This week I took part in a panel debate organised by the Westminster Energy, Environment and Transport Forum discussing what the key challenges for future clean generation might be. I was delighted to be joined by Richard Smith of National Grid ESO, Alice Barrs from RWE, George Day from the Energy Systems Catapult and Frank Gordon from the REA.

Two things struck me from the presentations on the day and the questions from the floor. The Net Zero commitment has undoubtedly provided a huge boost to the clean energy sector and has the potential to give the UK a huge economic boost with innovation, technology and clean growth jobs. Yet at the same time the infrastructure and mindset shift that will be needed to achieve Net Zero is daunting.

There was lots of talk on electricity of course and much of that centred around what offshore wind could possibly achieve and how we would need to develop a strong pipeline of flexibility projects to work alongside renewables. Onshore renewables got less of a hearing, but there was implicit acknowledgement that we will need to turn the pipeline back on again. We should not forget we will need to keep what we already have in decades to come, so repowering and asset life extension of existing renewables projects will become important.
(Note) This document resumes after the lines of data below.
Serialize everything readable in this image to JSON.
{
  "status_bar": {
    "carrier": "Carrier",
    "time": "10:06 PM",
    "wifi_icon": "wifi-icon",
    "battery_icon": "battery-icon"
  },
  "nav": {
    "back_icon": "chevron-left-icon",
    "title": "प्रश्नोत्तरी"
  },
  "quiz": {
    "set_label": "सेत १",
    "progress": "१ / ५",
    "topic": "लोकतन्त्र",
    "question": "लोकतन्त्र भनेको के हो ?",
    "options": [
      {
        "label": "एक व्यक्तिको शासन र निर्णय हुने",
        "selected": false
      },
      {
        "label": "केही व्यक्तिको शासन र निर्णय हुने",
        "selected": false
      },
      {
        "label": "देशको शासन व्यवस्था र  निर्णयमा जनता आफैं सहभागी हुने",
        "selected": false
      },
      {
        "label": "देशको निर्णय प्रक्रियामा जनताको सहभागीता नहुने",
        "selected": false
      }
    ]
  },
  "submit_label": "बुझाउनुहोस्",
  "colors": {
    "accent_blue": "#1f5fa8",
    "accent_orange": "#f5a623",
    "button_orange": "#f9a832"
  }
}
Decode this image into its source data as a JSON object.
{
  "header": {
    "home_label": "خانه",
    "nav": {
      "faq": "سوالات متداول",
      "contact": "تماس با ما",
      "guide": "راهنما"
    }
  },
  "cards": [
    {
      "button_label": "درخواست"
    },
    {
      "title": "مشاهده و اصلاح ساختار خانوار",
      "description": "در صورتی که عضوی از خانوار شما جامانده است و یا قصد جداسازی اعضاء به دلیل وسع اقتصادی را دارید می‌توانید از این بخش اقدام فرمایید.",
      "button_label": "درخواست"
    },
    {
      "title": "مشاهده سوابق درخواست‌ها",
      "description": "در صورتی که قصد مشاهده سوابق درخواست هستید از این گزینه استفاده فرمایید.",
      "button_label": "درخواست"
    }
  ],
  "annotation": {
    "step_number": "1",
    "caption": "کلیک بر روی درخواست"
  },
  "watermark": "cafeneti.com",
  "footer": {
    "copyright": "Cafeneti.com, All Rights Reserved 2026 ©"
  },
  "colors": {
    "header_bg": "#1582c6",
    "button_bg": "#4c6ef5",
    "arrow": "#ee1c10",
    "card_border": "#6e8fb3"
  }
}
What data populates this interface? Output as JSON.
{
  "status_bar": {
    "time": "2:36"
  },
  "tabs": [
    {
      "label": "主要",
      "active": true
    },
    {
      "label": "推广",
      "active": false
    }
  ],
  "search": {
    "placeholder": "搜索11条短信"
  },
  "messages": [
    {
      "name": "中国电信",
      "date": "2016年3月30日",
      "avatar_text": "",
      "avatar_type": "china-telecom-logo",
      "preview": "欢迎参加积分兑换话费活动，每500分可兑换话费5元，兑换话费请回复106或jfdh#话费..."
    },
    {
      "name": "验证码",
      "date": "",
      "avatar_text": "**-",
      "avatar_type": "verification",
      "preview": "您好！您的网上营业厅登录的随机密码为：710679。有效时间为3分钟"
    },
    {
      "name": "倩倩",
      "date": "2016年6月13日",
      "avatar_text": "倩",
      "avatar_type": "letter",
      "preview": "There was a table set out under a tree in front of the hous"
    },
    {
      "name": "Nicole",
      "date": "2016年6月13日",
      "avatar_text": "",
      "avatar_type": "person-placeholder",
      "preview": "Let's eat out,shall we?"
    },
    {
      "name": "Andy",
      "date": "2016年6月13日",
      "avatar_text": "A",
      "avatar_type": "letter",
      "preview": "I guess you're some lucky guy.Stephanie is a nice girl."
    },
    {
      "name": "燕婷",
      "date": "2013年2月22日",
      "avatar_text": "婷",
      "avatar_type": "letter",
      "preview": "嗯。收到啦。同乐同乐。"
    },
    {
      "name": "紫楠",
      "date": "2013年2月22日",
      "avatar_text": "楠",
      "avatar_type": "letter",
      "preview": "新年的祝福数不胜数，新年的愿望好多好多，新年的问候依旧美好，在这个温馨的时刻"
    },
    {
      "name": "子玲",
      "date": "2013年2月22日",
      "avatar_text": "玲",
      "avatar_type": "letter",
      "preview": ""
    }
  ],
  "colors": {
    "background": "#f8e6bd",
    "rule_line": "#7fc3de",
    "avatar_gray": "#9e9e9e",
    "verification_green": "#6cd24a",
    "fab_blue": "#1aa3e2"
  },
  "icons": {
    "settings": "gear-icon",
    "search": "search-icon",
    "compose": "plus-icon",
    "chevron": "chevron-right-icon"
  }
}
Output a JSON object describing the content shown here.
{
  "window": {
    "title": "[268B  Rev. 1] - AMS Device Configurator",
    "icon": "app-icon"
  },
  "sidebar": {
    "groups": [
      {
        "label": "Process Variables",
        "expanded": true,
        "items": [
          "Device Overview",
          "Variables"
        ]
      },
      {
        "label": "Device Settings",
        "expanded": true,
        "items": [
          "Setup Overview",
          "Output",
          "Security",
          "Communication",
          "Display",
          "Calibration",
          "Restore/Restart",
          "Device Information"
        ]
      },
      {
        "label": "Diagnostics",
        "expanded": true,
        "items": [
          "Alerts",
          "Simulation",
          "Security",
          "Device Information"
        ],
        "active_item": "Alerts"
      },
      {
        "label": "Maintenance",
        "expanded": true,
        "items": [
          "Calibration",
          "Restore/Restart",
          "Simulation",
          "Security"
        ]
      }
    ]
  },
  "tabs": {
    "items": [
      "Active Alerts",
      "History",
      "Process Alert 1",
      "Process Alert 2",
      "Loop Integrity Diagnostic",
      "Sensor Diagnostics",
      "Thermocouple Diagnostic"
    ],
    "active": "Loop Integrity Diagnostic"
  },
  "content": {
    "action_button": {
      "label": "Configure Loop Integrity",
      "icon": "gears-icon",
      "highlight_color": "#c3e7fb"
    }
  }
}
Our panel in particular, along with Mike Thompson of the Committee on Climate Change raised the issue of hydrogen, heat and carbon capture. To achieve Net Zero there will need to be a major move to hydrogen. We are already seeing our clients look at these projects but the challenge to develop a hydrogen economy at pace in the UK is finding the customer base for hydrogen early on and a way to get the hydrogen to that customer base. That thinking is going on and on carbon capture we await a view from the next government on how to fund the early stage commercial projects with the Regulated Asset Base model having been debated.

The panel discussed whether revolutionary thinking rather than evolution was needed to restructure our energy markets. The trouble with rethinking the market or indeed incentive mechanisms is that although logically this may be the right course, Investors desire certainty and each alteration inevitably leads to a period of reflection or hiatus. Have we got time on our side to do this especially if some political parties are wanting to bring forward the 2050 deadline?

What the panel did agree on was the need for the constituencies of Net Zero, transport, energy, land use, built environment to work together in a coordinated and collaborative way. The energy sector however much we decarbonise it, will not enable us to meet Net Zero on its own and the same could be said for decarbonised transport. So there is the challenge for the next government ……get that working well and we will be well on our way!